Engineering Predecessor Data Structures for Dynamic Integer Sets

TL;DR

This paper develops highly optimized data structures for the dynamic predecessor problem, improving speed and space efficiency for maintaining integer sets under updates and queries, with practical implementations for common bit widths.

Contribution

The authors engineer and implement optimized variants of universe reduction, y-fast tries, and B-trees, demonstrating superior performance and space efficiency over previous methods.

Findings

Data structures outperform previous approaches in speed and space.

Implementations for 32, 40, 64-bit integers are practical and efficient.

Insights on data storage strategies and CPU instruction benefits.

Abstract

We present highly optimized data structures for the dynamic predecessor problem, where the task is to maintain a set $S$ of $w$-bit numbers under insertions, deletions, and predecessor queries (return the largest element in $S$ no larger than a given key).
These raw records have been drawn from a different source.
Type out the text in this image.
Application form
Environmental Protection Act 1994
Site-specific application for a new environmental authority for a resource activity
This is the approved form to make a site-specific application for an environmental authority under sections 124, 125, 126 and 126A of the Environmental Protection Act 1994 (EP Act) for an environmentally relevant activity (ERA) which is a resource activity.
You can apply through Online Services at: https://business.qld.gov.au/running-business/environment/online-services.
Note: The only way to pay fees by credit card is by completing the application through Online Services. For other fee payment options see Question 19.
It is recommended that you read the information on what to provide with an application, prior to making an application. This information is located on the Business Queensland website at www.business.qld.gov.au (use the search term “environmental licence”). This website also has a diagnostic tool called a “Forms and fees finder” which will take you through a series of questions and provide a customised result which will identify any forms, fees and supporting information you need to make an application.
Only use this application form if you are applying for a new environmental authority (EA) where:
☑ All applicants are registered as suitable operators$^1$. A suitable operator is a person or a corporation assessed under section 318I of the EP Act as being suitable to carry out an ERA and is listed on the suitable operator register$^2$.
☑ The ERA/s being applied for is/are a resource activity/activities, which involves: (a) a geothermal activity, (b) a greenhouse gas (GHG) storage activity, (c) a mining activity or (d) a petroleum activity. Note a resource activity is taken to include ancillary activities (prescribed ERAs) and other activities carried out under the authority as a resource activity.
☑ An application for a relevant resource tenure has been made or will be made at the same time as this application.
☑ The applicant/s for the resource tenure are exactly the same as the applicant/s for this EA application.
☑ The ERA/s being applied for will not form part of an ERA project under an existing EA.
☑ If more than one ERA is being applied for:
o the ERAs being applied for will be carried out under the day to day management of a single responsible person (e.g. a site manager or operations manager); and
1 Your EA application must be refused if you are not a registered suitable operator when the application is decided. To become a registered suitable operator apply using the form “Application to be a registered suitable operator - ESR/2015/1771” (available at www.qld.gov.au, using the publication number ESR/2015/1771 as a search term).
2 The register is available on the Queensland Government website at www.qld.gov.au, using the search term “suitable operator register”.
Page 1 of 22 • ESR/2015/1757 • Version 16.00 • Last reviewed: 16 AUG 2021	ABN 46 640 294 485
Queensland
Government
The problem of finding predecessors can be viewed as a generalized form of the membership problem, or as a simple version of the nearest neighbour problem. It lies at the core of various real-world problems such as internet routing. In this work, we engineer (1) a simple implementation of the idea of universe reduction, similar to van-Emde-Boas trees (2) variants of y-fast tries [Willard, IPL'83], and (3) B-trees with different strategies for organizing the keys contained in the nodes, including an implementation of dynamic fusion nodes [P\v{a}tra\c{s}cu and Thorup, FOCS'14]. We implement our data structures for $w=32,40,64$, which covers most typical scenarios. Our data structures finish workloads faster than previous approaches while being significantly more space-efficient, e.g., they clearly outperform standard implementations of the STL by finishing up to four times as fast using less than a third of the memory. Our tests also provide more general insights on data structure design, such as how small sets should be stored and handled and if and when new CPU instructions such as advanced vector extensions pay off.